Relational model or Relational data model is the primary data model, which is used widely around the world for data storage and processing. This model is simple and it has all the properties and capabilities required to process data with storage efficiency.

Concepts

Tables − In relational data model, relations are saved in the format of Tables. This format stores the relation among entities. A table has rows and columns, where rows represents records and columns represent the attributes. Tuple − A single row of a table, which contains a single record for that relation is called a tuple. Relation instance − A finite set of tuples in the relational database system represents relation instance. Relation instances do not have duplicate tuples. Relation schema − A relation schema describes the relation name (table name), attributes, and their names. Relation key − Each row has one or more attributes, known as relation key, which can identify the row in the relation (table) uniquely. Attribute domain − Every attribute has some pre-defined value scope, known as attribute domain.

Constraints

Every relation has some conditions that must hold for it to be a valid relation. These conditions are called Relational Integrity Constraints. There are three main integrity constraints −  Key constraints  Domain constraints  Referential integrity constraints  Key Constraints There must be at least one minimal subset of attributes in the relation, which can identify a tuple uniquely. This minimal subset of attributes is called key for that relation. If there are more than one such minimal subsets, these are called candidate keys. Key constraints force that −  in a relation with a key attribute, no two tuples can have identical values for key attributes.  a key attribute can not have NULL values. Key constraints are also referred to as Entity Constraints.  Domain Constraints Attributes have specific values in real-world scenario. For example, age can only be a positive integer. The same constraints have been tried to employ on the attributes of a relation. Every attribute is bound to have a specific range of values. For example, age cannot be less than zero and telephone numbers cannot contain a digit outside 0-9.  Referential integrity Constraints Referential integrity constraints work on the concept of Foreign Keys. A foreign key is a key attribute of a relation that can be referred in other relation.

Referential integrity constraint states that if a relation refers to a key attribute of a different or same relation, then that key element must exist.

Codd's 12 Rules

Dr Edgar F. Codd, after his extensive research on the Relational Model of database systems, came up with twelve rules of his own, which according to him, a database must obey in order to be regarded as a true relational database. These rules can be applied on any database system that manages stored data using only its relational capabilities. This is a foundation rule, which acts as a base for all the other rules.
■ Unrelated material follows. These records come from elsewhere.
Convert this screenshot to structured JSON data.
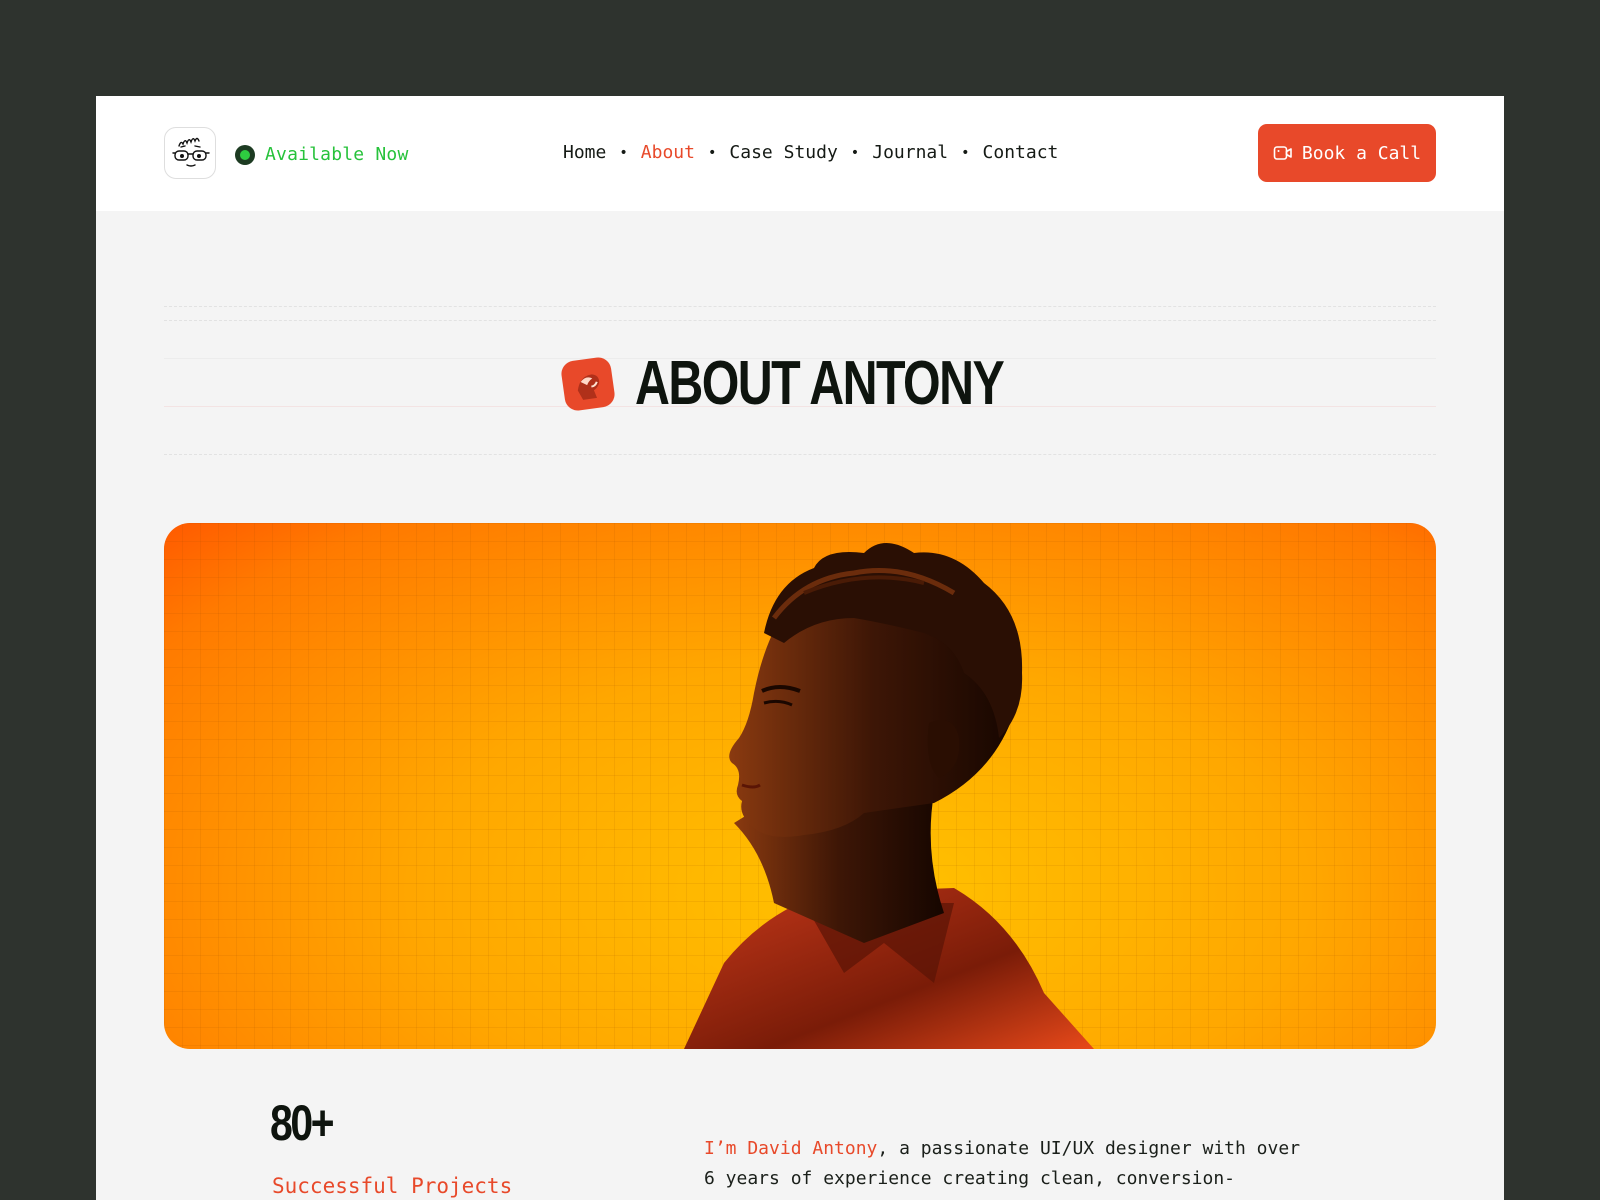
{
  "header": {
    "status_label": "Available Now",
    "nav": [
      {
        "label": "Home",
        "active": false
      },
      {
        "label": "About",
        "active": true
      },
      {
        "label": "Case Study",
        "active": false
      },
      {
        "label": "Journal",
        "active": false
      },
      {
        "label": "Contact",
        "active": false
      }
    ],
    "nav_separator": "•",
    "cta_label": "Book a Call"
  },
  "page": {
    "title": "ABOUT ANTONY"
  },
  "stats": {
    "value": "80+",
    "label": "Successful Projects"
  },
  "bio": {
    "highlight": "I’m David Antony",
    "text": ", a passionate UI/UX designer with over 6 years of experience creating clean, conversion-focused digital experiences. I specialize in designing modern"
  },
  "colors": {
    "accent": "#e8492a",
    "status_green": "#27c23b",
    "background_dark": "#2e332e",
    "surface": "#f4f4f4"
  },
  "icons": {
    "logo": "glasses-face-icon",
    "status": "status-dot-icon",
    "cta": "video-camera-icon",
    "title_badge": "portrait-badge-icon"
  }
}
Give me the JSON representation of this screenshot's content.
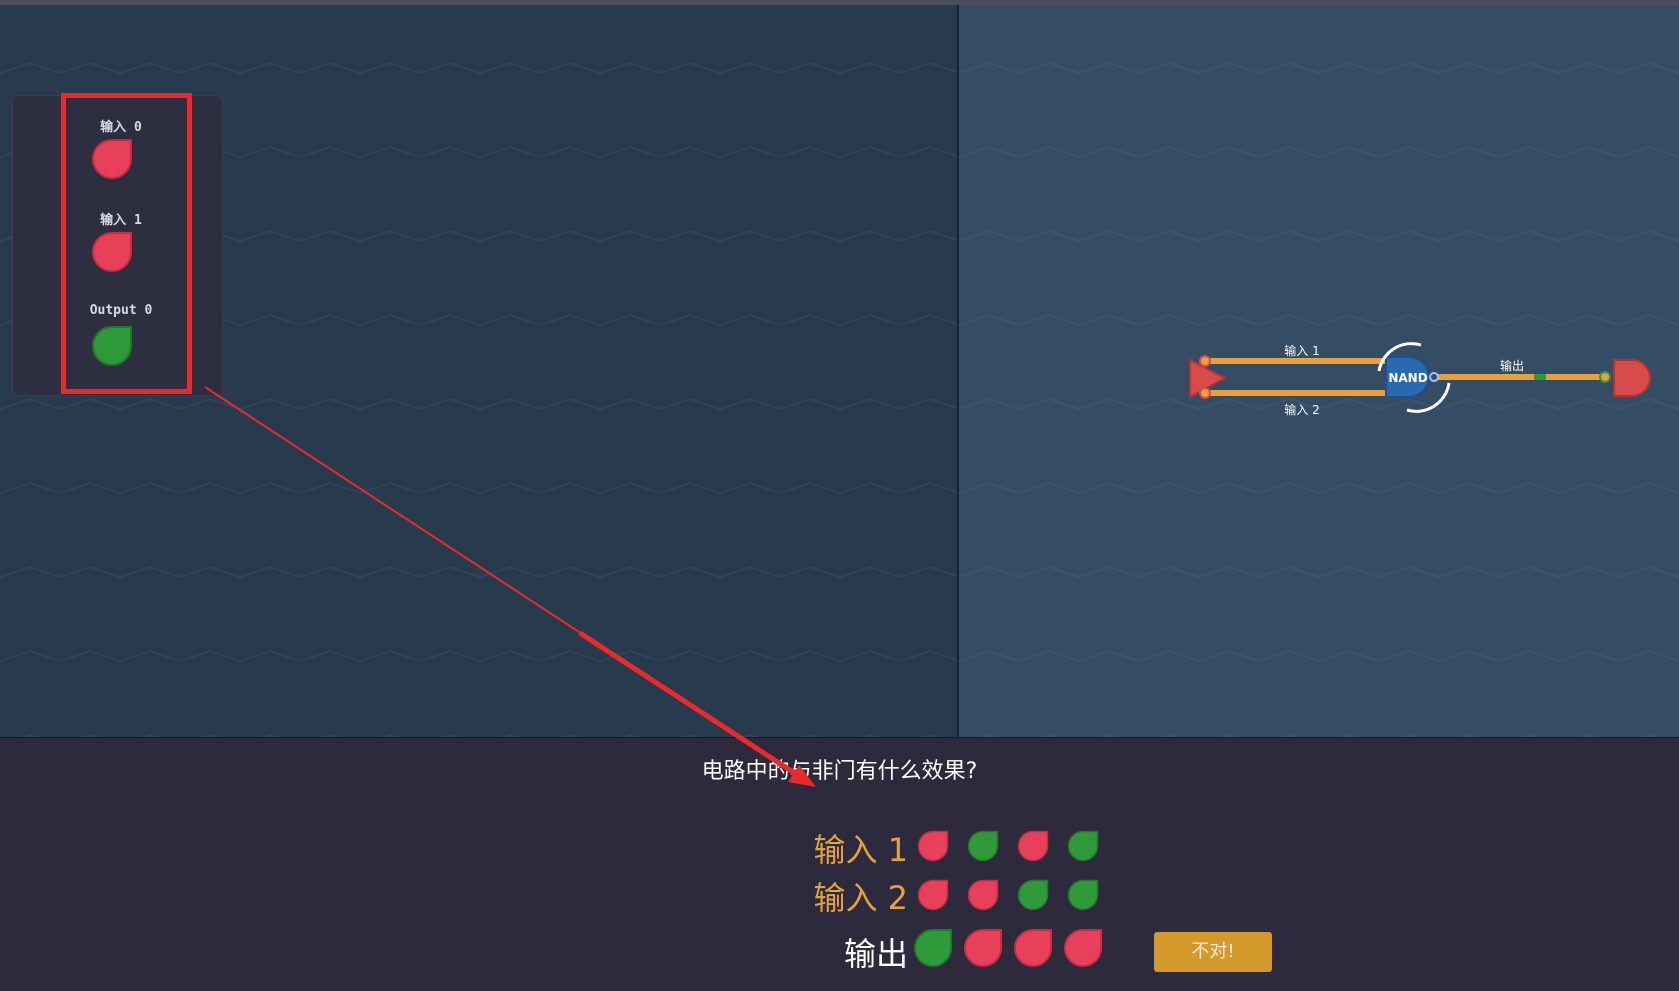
{
  "io_panel": {
    "items": [
      {
        "label": "输入 0",
        "state": "off"
      },
      {
        "label": "输入 1",
        "state": "off"
      },
      {
        "label": "Output 0",
        "state": "on"
      }
    ]
  },
  "circuit": {
    "gate_label": "NAND",
    "wire_input_1": "输入 1",
    "wire_input_2": "输入 2",
    "wire_output": "输出"
  },
  "quiz": {
    "question": "电路中的与非门有什么效果?",
    "rows": [
      {
        "label": "输入 1",
        "states": [
          "off",
          "on",
          "off",
          "on"
        ]
      },
      {
        "label": "输入 2",
        "states": [
          "off",
          "off",
          "on",
          "on"
        ]
      },
      {
        "label": "输出",
        "states": [
          "on",
          "off",
          "off",
          "off"
        ]
      }
    ],
    "feedback_button": "不对!"
  },
  "colors": {
    "led_off": "#e8405a",
    "led_on": "#2f9a3a",
    "wire": "#e8a13c",
    "gate": "#2a69b0",
    "annotation": "#ea2a2a"
  }
}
 Rule 1: Information Rule

The data stored in a database, may it be user data or metadata, must be a value of some table cell. Everything in a database must be stored in a table format.

 Rule 2: Guaranteed Access Rule

Every single data element (value) is guaranteed to be accessible logically with a combination of table-name, primary-key (row value), and attribute-name (column value). No other means, such as pointers, can be used to access data.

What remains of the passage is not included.